Так незаметно и стал он богатым -
хоть перед Богом был беден и нем.

Бедностью юной, святой, незабвенной,
что привлекает Спасителя так.
И подает он избраннику знак
жизни особенной, жизни нетленной.



*
Впрочем, довольно плести мне венцы
из не довольно известных понятий.
Хоть не отстираны пятна на платье,
к постному дню берегу леденцы.

И, не имея апломба высокого,
все же имею мне данную власть:
то, что узнала я, пересказать
стоя у зеркала времени около.

Отец Валентин был паствою любим.
И многие, не ощутив перевода,
в Кремль поспешили следом за ним.
Их не пугала ни даль, ни погода.

Малой жемчужиной Житный играл,
службы в соборах и царские лица.
Так поживала в то время столица,
хоть так Москву никто не называл.

И с появленьем отца Валентина
чувство священного города в ней
стало мощнее и глазу видней,
пусть не менялась событий рутина.

Святыни спешили на встречу.
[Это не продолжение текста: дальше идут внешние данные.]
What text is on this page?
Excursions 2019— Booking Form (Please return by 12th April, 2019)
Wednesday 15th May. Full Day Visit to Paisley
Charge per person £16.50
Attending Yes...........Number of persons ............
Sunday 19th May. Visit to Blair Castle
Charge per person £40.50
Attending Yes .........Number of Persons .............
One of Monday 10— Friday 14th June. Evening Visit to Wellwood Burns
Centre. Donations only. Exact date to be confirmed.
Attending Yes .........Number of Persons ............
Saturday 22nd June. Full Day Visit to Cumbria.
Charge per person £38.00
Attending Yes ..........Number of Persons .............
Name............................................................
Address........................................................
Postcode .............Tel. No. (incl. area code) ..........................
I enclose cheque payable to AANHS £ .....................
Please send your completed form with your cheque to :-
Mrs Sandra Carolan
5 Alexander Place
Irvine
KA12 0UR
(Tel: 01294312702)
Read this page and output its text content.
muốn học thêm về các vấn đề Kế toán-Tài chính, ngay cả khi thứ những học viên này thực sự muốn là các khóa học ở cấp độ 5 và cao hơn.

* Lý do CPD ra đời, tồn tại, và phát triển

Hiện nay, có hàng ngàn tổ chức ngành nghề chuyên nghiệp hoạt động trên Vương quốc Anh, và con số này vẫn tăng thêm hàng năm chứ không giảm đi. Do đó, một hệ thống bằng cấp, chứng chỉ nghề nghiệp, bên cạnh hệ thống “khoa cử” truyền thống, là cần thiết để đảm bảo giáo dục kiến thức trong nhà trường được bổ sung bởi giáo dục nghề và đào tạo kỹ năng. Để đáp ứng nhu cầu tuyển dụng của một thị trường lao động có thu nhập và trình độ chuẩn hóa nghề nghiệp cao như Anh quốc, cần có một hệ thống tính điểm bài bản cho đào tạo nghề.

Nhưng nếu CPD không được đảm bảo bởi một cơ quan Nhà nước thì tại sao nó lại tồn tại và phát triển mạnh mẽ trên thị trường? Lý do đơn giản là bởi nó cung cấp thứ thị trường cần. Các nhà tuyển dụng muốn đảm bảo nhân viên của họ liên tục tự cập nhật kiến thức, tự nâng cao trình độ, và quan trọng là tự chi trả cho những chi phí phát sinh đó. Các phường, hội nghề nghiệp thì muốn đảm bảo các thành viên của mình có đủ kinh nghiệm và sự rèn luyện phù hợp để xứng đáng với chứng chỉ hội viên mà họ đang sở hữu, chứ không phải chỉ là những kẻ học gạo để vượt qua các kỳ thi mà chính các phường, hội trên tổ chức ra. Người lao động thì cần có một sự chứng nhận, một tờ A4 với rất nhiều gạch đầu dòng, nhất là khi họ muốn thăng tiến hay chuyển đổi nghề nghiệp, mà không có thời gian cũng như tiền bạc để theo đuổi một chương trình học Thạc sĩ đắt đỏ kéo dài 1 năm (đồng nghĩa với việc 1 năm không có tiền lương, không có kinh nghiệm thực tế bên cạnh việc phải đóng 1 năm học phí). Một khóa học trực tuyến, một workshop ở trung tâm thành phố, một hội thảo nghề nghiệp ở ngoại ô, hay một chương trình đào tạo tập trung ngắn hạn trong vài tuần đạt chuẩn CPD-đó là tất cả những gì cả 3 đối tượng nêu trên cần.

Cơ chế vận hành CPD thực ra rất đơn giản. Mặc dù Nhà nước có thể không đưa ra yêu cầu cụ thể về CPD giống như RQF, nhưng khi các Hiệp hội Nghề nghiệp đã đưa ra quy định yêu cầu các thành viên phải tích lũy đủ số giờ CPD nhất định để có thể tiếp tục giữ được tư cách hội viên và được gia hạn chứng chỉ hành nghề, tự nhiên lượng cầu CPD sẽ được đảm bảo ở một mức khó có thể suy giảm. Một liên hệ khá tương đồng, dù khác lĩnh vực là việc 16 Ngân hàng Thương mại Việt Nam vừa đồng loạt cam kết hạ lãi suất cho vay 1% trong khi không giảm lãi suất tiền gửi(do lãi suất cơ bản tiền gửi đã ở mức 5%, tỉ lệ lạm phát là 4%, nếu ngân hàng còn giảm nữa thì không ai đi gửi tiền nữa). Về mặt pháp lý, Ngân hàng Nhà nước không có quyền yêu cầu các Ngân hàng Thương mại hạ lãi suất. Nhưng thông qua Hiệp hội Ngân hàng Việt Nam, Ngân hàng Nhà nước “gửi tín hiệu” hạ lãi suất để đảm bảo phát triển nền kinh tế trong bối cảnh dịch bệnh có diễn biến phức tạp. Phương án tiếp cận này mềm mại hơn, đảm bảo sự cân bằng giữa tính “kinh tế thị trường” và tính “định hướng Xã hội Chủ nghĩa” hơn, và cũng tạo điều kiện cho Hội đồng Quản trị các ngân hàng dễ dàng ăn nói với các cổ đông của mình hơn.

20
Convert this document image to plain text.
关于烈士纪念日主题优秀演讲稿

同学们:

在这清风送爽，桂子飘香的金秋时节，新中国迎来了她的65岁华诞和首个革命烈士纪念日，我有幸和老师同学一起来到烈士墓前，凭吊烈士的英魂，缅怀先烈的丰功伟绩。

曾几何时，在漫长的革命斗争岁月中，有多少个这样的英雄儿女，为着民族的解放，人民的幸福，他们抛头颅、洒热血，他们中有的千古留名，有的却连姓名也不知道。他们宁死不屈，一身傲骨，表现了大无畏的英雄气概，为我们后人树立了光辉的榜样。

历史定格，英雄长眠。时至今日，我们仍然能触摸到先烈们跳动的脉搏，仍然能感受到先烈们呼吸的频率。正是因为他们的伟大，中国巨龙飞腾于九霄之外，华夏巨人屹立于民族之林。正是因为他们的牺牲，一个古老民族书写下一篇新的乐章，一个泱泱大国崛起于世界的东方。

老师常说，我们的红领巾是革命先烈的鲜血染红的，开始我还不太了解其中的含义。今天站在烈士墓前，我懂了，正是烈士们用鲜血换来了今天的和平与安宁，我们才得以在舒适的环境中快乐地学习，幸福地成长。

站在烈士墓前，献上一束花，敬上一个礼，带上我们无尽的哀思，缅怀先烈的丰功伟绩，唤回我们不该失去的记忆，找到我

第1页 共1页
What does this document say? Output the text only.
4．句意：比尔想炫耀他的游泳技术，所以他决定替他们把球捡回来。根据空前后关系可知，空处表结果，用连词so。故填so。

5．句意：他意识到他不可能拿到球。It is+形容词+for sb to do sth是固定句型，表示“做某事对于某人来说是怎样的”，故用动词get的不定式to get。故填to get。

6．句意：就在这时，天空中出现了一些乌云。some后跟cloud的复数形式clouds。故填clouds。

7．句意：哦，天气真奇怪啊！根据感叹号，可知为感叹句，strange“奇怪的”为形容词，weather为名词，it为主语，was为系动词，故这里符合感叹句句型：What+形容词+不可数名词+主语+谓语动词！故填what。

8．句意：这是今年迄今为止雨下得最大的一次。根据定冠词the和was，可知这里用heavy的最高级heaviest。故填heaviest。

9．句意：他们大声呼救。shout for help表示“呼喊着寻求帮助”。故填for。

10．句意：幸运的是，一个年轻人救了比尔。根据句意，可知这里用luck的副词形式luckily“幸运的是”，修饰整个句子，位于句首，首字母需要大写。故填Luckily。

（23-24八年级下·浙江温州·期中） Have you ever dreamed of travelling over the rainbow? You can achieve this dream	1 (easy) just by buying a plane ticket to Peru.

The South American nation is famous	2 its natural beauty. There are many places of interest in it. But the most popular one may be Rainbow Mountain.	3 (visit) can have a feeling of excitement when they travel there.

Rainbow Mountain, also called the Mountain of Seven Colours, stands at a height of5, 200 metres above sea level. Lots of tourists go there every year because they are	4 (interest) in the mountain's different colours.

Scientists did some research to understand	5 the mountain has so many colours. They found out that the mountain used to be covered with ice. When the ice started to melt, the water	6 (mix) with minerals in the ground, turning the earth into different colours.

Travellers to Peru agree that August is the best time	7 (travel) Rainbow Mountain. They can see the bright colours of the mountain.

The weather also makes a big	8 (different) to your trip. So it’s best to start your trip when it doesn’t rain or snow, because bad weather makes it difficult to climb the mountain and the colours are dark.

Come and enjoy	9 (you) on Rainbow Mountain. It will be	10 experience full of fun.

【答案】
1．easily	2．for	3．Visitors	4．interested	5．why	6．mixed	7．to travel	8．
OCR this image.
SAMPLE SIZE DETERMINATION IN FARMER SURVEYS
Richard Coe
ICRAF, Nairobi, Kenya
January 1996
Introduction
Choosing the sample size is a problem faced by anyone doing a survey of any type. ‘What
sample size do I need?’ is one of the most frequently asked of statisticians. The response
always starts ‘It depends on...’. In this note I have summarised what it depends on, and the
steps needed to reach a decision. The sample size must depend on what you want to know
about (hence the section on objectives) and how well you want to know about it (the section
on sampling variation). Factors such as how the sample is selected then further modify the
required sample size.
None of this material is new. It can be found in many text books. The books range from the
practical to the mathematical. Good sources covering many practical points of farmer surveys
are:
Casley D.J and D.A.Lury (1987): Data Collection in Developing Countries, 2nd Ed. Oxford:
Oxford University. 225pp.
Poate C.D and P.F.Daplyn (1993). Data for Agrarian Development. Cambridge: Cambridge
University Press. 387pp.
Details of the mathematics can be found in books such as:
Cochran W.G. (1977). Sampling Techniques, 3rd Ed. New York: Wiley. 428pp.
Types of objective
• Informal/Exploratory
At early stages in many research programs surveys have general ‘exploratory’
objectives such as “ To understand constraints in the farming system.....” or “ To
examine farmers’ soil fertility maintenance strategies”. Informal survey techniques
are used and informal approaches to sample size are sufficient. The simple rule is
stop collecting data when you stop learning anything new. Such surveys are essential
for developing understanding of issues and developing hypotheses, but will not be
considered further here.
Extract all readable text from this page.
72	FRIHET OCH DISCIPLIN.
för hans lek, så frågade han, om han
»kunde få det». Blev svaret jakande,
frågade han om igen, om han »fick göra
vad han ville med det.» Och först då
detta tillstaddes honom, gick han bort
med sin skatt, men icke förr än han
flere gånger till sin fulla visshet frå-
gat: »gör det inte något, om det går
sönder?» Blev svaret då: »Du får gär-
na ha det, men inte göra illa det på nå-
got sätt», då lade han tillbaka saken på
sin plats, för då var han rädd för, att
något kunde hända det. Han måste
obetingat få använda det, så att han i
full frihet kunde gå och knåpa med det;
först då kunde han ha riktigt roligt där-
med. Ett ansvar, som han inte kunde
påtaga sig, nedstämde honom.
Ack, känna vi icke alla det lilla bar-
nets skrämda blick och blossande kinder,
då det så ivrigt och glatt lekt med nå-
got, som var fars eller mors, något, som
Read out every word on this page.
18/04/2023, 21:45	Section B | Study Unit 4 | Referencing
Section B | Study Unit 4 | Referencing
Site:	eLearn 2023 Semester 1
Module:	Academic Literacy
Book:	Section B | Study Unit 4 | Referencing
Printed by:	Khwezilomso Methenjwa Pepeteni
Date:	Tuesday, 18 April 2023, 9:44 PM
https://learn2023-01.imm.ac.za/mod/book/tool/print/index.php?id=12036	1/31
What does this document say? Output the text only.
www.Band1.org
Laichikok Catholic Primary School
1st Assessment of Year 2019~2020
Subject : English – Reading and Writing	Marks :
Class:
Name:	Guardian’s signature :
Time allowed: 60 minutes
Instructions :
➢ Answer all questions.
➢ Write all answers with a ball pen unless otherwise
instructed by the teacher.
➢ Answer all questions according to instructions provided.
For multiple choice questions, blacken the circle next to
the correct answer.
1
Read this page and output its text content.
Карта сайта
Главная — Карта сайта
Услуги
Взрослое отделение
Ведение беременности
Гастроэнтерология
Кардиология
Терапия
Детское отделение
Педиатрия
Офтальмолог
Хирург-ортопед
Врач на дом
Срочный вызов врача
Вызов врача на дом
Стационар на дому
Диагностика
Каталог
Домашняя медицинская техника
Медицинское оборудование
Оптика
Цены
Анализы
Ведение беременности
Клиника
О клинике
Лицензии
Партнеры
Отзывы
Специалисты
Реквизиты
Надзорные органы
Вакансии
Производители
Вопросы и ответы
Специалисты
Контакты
Для них
были готовы молебны и души.
И тишина. Научись только слушать!
Каждая — словно возвышенный стих.




ПРАЗДНИКИ И БУДНИ

Шум тишины московской цветом бел,
его басовых нот прибой великий
тревожит и прославленные лики,
и пожелтевший, но живучий мел.



ЯВЛЕНИЕ ПЕРВОЕ


Есть чудные видения в покоях,
похожих на колодец, где года,
теченье родника себе усвоив,
чуть плещутся, и смерти нет следа.

Там будущности жуткой обитанье,
приметное и нынешнему дню.
И люди любят этих мест сказанья,
подобные высокому огню.

Хотя запанибрата в наши нравы
неверие давно уже вошло,
а мы, забыв, где лево, и где право,
всё думаем, что хамство с рук сошло.

И быль святую вдруг воспринимаем
как просто удивительный рассказ
иль магию лишь в ней подозреваем.
Спаситель мой! Спаси меня и нас.

Итак, я расскажу из тех видений,
которых тайна в городе Кремля
для душ святых тем драгоценней,
чем крепче вяжет муками земля.

Порою той, как Промысел Господень
желает людям сильных перемен,
и духи ада льнут из преисподней
к оправам окон и твердыням стен,

и люди для людей на вес берутся,
иль прочее, что было, что грядёт.

Но поперёк властей и конституций
иная власть иную жизнь ведёт.

Тогда, по слухам, в час вечерней службы
и в час обедни Грозный царь стоит
у Божьего Престола в храме.
Души
от бед спасая, он поклон творит.

И чудо, что Спаситель кротко внемлет
не лишь молитве Грозного царя.
Царевич Дмитрий, отрок убиенный,
обедню служит, Богу предстоя.

И все покорны царственные лики
молитве, и вливаются в нея
как в солнце многочисленные блики,
и внемлет им уставшая земля.

И вышедшие из земли могилы
не только в тот полны священный час
необъяснимой и всемощной силы.
В них слышится небесных судеб глас.




ОТЕЦ   ВАЛЕНТИН   
И   ЕГО   ДУХОВНЫЕ   ДЕТИ


В то время население Кремля,
в виду имею тётушек прихода,
явилось будто новая порода,
с какого — непонятно — корабля.

И раньше для России богомолье
из душ людских слагало видный тип.
Но дух слабеет. И к нему прилип
неотделимый чувством привкус боли.



РОМАНС О КОРНЯХ И ПОБЕГАХ

Где ты, высокая тихая святость
предков далёких лесных?
Где лучезарные радости их,
жизни медлительной сжатость?

Слышу молчание сильное душ;
где их слова, как мечи огневые?
Всё это здесь. И отныне Россия.
Мира вселенского светлая глушь.

И с неизбывностью отческой власти
все совершается нынче в стране.
Все это было — и беды, и страсти.
И подготовка к последней войне.



*
Однако, ход житейский наложил
свои морщины под глаза и нравы.
И вот, дивится пристав из управы,
московских стен и улиц старожил.

Он помнил грандиозные моленья
и выходы минувших уж царей.
Но эти тётки, словно рой стрижей,
летят, и прямо в Кремль. И в воскресенье.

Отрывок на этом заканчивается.